La mort d'un saint n'est jamais anodine. Le lieu, la date, les circonstances portent un enseignement. Que le jour de cette mort soit devenu chaque fois jour de fête doit nous avertir sur le sens profond de la fête, dont nous avons à peu près perdu aujourd'hui la valeur sacrificielle qui s'y attachait. La mort de Martin ne déroge pas à l'usage. Examinons-la en détail.

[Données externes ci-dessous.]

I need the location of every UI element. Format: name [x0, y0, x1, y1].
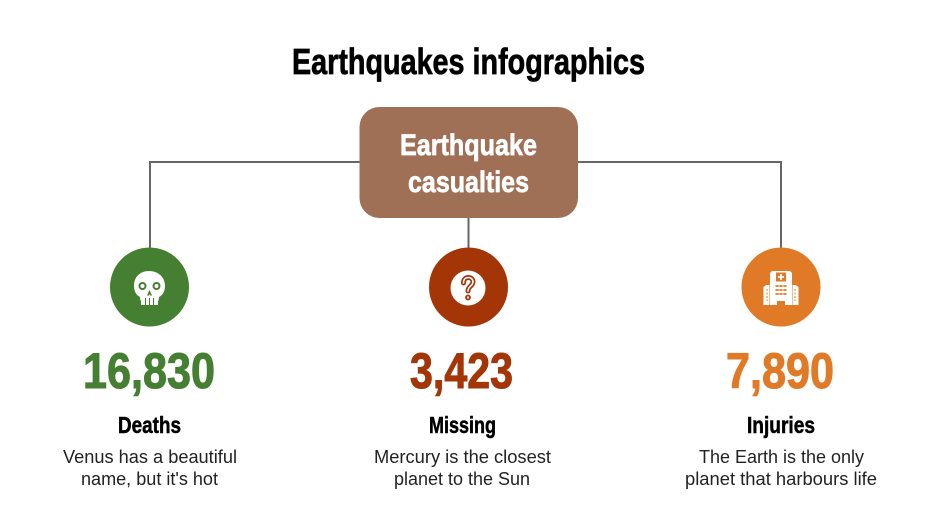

Tout d'abord, elle n'a pas lieu à Tours, siège de son évêché, mais à Candes, une petite ville située, comme son nom étymologiquement l'indique (gaulois condate, confluent), à la rencontre des eaux de la Loire et de la Vienne. D'emblée, nous retrouvons la symbolique des flux mêlés qui s'est imposée dès le début de l'étude de Verseau. Les confluents sont toujours des lieux particulièrement sacrés dans toutes les mythologies, et une étude de la Société de Mythologie Française montre que "Le mot condate semble avoir gardé une charge religieuse spécifique et la proportion élevée de patronages dévolus à saint Martin pourrait être un indice de la christianisation du Mars celtique appelé parfois Condatis."
La raison officielle de la venue de Martin à Candes est toutefois l'apaisement d' une querelle entre les clercs de l'endroit. Le devoir accompli, ses forces l'abandonnent et il est reçu le 8 novembre 397 "dans le sein d'Abraham". Le corps du saint va alors être l'objet d'une âpre lutte entre Tourangeaux et Poitevins de Ligugé, accourus dès la rumeur de trépas prochain, qui tous le revendiquent. Les Tourangeaux sont les plus malins car ils réussissent, selon les dires de Grégoire de Tours (Sulpice Sévère ne souffle mot du larcin), à escamoter nuitamment la sainte dépouille par une fenêtre et à la transporter jusqu'à Tours en remontant la Loire. Les obsèques ont lieu le 11 novembre, jour donc de la Saint-Martin.
Enlèvement de saint Martin par les Tourangeaux, fresque de Vic (Indre) |
Une semblable translation par voie fluviale eut lieu aussi pour saint Genou, dont le corps fut transporté de Palluau à Saint-Genou en suivant le cours de l'Indre (très court trajet d'ailleurs, dont on voit mal la nécessité matérielle, mais c'est le symbole qui importe bien sûr).
Mgr Villepelet place la fête de saint Genou au 20 juin (d'autres sources la placent au 17 janvier, comme celle de saint Sulpice). D'autres saints sont fêtés bien sûr ce jour-là. Parmi eux, une certaine sainte Gemme, martyre en 109, jeune lusitanienne d'une grande beauté ayant fui en Aquitaine la vindicte de son père, lequel voulait lui faire abjurer sa foi chrétienne.
Comme par hasard, le village de Sainte-Gemme (la commune s'honore aussi d'un dolmen dit de la Pierre-Saint-Martin) se place exactement sur le méridien sud de Saint-Genou.